I ran my fingers over the embossed gold title.
The Wytchen Tree
. Mom tended to the cemetery garden, but a book about a tree was downright eccentric, even for her. I crossed my small bedroom toward the shapeless beanbag next to my window. The purple velvet cover was threadbare in places, but I’d never wanted to reupholster it. That purple fabric had captured my tears of anger when I was a child and my tears of heartache when I was a teenager. Replacing it would mean getting rid of my childhood, like covering an old plush toy with new fur. Hadn’t I gotten rid of enough things already?
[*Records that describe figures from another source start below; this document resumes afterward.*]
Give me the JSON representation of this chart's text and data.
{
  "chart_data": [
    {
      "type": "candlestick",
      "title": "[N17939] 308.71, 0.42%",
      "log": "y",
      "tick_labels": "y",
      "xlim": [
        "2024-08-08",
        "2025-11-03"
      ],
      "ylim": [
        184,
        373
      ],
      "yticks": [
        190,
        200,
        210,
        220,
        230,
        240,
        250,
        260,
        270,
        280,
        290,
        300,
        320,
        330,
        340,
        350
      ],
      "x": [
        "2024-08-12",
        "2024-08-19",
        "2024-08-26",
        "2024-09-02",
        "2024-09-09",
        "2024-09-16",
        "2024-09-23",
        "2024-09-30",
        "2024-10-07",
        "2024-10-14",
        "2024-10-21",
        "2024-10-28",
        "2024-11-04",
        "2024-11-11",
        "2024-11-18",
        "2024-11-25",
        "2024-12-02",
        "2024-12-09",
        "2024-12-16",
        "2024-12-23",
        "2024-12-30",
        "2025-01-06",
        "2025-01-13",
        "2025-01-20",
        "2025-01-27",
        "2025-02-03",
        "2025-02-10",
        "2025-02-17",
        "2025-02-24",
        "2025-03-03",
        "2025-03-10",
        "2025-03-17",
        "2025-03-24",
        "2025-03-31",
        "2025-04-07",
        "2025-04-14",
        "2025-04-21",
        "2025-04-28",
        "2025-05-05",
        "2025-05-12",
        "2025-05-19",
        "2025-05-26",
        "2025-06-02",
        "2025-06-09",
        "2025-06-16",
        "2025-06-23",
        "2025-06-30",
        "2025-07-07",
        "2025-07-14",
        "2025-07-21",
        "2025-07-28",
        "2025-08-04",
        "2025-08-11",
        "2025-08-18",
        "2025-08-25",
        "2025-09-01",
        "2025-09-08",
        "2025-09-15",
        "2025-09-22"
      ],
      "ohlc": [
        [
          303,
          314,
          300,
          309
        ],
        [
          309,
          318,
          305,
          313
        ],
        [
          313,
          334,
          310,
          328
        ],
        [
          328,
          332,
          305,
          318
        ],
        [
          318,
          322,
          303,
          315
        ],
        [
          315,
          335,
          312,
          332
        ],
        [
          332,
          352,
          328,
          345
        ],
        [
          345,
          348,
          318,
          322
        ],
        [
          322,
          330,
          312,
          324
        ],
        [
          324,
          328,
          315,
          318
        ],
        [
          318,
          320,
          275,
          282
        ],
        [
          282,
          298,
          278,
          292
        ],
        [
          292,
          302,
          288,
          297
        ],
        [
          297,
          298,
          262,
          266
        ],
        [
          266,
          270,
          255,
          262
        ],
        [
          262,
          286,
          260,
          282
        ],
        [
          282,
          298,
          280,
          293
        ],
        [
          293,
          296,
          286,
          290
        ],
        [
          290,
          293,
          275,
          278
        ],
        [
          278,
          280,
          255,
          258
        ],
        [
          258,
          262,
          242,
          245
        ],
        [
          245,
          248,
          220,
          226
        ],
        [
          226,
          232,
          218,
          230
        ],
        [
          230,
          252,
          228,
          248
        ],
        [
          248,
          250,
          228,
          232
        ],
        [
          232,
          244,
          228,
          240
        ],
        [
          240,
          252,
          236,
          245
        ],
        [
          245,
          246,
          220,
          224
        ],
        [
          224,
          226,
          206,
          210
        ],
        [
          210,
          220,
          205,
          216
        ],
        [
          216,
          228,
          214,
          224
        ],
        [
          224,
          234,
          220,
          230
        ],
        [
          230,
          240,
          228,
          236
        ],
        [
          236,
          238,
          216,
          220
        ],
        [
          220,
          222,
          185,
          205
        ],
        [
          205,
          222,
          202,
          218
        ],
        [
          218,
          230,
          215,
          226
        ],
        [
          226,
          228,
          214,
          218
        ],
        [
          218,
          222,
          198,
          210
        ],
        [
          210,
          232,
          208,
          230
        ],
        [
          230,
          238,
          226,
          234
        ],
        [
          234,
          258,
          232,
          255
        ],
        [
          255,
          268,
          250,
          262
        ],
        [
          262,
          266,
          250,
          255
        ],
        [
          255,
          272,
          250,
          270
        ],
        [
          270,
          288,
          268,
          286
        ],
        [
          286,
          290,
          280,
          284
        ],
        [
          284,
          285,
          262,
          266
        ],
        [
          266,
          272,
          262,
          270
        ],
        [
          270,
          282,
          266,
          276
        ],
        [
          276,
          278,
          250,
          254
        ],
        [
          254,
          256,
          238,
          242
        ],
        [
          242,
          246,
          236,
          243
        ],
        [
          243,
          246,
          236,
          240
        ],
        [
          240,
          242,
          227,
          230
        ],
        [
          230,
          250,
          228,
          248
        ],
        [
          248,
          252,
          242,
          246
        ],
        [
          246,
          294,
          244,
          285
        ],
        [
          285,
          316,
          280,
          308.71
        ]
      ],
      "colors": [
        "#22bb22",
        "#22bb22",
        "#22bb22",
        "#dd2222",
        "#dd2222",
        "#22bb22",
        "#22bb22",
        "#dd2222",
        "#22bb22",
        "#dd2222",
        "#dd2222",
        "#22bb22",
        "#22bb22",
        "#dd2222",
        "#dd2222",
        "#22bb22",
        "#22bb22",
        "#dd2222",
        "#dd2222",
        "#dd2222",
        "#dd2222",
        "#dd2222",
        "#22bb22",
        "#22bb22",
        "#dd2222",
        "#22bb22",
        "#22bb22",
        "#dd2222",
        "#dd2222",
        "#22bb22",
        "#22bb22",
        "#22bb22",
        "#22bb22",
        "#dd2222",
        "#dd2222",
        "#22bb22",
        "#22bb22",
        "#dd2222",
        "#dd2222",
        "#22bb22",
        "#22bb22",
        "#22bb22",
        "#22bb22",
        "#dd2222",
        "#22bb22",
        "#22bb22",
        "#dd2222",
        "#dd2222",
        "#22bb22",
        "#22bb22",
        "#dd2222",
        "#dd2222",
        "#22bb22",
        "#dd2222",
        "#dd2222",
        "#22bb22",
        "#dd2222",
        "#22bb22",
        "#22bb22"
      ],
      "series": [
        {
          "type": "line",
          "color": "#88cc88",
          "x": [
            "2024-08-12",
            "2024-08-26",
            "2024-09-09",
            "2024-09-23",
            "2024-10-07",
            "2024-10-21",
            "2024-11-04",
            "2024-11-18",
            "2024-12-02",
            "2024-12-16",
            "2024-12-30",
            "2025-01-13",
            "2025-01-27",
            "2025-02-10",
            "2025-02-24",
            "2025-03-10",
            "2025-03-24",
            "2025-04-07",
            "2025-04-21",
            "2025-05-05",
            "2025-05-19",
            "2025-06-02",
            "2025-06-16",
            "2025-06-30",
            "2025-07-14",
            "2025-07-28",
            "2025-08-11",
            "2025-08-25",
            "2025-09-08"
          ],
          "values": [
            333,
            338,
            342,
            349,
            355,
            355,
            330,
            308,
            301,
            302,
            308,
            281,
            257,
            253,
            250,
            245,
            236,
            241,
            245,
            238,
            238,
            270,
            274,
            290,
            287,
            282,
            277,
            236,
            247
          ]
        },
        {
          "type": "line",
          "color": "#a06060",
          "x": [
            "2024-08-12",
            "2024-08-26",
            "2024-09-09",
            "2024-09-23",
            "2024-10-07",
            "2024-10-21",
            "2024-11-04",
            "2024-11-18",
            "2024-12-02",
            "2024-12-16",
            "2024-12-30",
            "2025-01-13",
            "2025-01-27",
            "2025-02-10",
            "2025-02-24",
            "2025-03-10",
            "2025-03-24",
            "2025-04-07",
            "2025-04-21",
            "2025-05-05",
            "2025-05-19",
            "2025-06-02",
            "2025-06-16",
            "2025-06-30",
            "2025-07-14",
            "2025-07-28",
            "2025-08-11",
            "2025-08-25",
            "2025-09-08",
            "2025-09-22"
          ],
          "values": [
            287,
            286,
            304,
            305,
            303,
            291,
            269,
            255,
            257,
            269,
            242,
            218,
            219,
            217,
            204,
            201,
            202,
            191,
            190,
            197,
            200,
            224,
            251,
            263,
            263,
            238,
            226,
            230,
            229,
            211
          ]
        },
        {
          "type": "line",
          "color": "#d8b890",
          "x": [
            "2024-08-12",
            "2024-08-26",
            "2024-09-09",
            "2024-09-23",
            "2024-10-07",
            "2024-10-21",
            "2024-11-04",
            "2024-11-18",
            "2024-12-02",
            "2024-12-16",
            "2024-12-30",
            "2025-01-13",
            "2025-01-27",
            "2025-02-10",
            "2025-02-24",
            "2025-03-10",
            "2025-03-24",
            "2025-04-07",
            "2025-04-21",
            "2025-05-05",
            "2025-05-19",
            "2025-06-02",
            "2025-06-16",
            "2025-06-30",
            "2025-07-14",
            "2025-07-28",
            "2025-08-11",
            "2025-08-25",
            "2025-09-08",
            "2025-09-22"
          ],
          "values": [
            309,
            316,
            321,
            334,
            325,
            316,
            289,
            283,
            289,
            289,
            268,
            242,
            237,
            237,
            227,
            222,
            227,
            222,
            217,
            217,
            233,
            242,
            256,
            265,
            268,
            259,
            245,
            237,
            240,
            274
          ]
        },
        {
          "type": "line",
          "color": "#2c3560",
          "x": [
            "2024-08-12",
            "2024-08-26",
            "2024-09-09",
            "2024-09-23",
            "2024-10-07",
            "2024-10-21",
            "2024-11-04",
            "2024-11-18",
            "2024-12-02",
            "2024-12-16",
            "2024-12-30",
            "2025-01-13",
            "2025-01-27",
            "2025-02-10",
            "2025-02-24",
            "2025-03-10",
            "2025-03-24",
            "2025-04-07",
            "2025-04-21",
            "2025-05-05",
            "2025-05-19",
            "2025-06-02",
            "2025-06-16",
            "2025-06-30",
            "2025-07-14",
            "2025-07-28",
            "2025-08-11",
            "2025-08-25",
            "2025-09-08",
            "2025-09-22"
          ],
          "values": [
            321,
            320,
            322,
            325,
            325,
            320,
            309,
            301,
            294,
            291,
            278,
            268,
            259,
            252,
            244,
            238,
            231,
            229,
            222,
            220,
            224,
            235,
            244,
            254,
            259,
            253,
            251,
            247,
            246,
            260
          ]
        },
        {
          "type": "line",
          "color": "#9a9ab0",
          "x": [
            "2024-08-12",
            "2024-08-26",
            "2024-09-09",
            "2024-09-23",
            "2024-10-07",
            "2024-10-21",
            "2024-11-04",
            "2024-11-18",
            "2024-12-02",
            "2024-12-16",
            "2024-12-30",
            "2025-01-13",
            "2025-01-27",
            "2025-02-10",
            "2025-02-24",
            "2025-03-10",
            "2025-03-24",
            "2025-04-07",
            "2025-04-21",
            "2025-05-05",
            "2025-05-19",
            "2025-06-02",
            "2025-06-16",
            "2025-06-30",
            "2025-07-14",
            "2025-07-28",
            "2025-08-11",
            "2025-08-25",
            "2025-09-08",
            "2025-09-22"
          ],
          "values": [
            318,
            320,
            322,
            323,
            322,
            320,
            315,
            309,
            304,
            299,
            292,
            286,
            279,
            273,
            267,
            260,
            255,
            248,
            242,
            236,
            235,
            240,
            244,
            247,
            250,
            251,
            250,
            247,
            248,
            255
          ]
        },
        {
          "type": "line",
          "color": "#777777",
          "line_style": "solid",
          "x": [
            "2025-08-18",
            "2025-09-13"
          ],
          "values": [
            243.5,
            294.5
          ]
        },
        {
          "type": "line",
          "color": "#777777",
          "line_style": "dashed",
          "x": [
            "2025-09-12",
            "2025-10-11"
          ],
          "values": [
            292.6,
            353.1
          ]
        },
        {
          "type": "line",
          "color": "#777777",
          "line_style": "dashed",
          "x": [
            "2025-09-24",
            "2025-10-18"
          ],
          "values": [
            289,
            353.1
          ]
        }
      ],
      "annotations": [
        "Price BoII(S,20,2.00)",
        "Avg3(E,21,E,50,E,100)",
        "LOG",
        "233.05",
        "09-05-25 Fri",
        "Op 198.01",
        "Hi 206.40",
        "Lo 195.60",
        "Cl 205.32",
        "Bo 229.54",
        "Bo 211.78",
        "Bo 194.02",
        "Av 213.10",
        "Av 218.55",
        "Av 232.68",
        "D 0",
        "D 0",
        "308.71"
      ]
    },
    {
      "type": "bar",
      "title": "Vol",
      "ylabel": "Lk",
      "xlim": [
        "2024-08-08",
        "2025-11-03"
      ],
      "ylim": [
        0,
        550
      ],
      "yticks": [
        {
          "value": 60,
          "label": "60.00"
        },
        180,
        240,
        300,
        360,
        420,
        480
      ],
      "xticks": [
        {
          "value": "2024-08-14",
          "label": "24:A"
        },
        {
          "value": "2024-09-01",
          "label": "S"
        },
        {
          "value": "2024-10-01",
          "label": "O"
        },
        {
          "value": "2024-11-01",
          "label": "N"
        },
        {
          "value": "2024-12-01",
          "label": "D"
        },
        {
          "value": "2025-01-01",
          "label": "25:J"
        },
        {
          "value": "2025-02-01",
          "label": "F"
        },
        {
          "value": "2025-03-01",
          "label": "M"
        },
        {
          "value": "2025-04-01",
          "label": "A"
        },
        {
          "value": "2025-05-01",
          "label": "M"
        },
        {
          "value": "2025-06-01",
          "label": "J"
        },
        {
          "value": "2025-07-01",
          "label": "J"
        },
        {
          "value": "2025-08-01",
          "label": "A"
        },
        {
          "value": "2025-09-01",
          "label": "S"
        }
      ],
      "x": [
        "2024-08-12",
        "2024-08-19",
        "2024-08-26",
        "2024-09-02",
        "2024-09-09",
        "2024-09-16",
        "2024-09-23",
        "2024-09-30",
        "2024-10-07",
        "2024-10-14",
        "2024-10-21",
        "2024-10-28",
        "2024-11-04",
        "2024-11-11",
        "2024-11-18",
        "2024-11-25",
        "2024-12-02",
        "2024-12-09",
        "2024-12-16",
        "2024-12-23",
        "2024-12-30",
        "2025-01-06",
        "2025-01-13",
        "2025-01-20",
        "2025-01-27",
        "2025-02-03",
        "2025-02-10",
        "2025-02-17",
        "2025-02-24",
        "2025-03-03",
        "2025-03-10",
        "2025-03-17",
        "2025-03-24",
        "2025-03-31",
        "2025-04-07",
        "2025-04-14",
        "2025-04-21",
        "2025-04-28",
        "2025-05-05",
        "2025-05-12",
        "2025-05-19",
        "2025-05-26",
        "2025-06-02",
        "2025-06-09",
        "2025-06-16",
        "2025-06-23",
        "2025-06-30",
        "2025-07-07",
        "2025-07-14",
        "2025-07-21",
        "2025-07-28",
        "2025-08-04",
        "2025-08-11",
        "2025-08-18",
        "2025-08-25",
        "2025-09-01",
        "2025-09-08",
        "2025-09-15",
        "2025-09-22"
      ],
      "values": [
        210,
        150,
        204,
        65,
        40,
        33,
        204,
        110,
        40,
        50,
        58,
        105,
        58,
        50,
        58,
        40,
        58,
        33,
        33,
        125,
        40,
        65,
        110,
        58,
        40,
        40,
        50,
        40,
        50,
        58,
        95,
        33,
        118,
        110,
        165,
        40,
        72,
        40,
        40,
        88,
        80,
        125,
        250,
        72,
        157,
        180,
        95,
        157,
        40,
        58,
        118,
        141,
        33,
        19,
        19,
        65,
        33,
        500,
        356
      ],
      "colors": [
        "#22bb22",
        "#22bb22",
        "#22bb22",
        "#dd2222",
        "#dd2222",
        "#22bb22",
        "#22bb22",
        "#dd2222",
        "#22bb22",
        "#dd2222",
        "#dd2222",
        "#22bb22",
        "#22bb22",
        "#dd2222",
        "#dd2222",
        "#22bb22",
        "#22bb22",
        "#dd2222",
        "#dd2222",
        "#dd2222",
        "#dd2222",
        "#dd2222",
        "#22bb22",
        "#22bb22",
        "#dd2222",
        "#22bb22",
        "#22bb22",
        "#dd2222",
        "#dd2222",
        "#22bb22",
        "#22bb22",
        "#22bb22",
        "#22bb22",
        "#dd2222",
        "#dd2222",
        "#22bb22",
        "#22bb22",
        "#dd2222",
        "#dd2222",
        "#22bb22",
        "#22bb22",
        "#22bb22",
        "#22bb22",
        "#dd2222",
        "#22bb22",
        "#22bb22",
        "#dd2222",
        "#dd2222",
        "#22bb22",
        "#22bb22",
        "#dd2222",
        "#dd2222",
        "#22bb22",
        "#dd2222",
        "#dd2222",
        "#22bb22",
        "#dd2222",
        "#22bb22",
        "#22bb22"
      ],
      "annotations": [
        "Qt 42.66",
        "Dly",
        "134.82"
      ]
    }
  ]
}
The beanbag molded to my body and supported my elbows as I propped the heavy book open. It was printed in 1938. Nearly a hundred years ago. The book must have been worth a small fortune. Perhaps I should have returned it. We weren’t poor—I was one of the lucky few who hadn’t needed to take out a student loan—but we were by no means rolling in it. I bit my lip and glanced at the box. I could still return it as long as I didn’t crease a page or damage the soft binding. No one would notice that a set of eyes had perused it.
Delicately, I flipped from one page to the next, because I was curious what had been going through my mother’s mind these last few days. In the first chapter, I found out that a wytchen tree was just a fancy name for a rowan tree, the very trees in our cemetery. I read about its virtues, about the berries’ use in jams and medications. And then I came upon a passage that made me understand why my mother had purchased the book.
In 1812, Negongwa, the revered leader of the Gottwa Indians, espoused the American cause in exchange for a plot of land that spanned from the coast of Lake Michigan to the edge of the Manistee Forest. This land later became known as Rowan.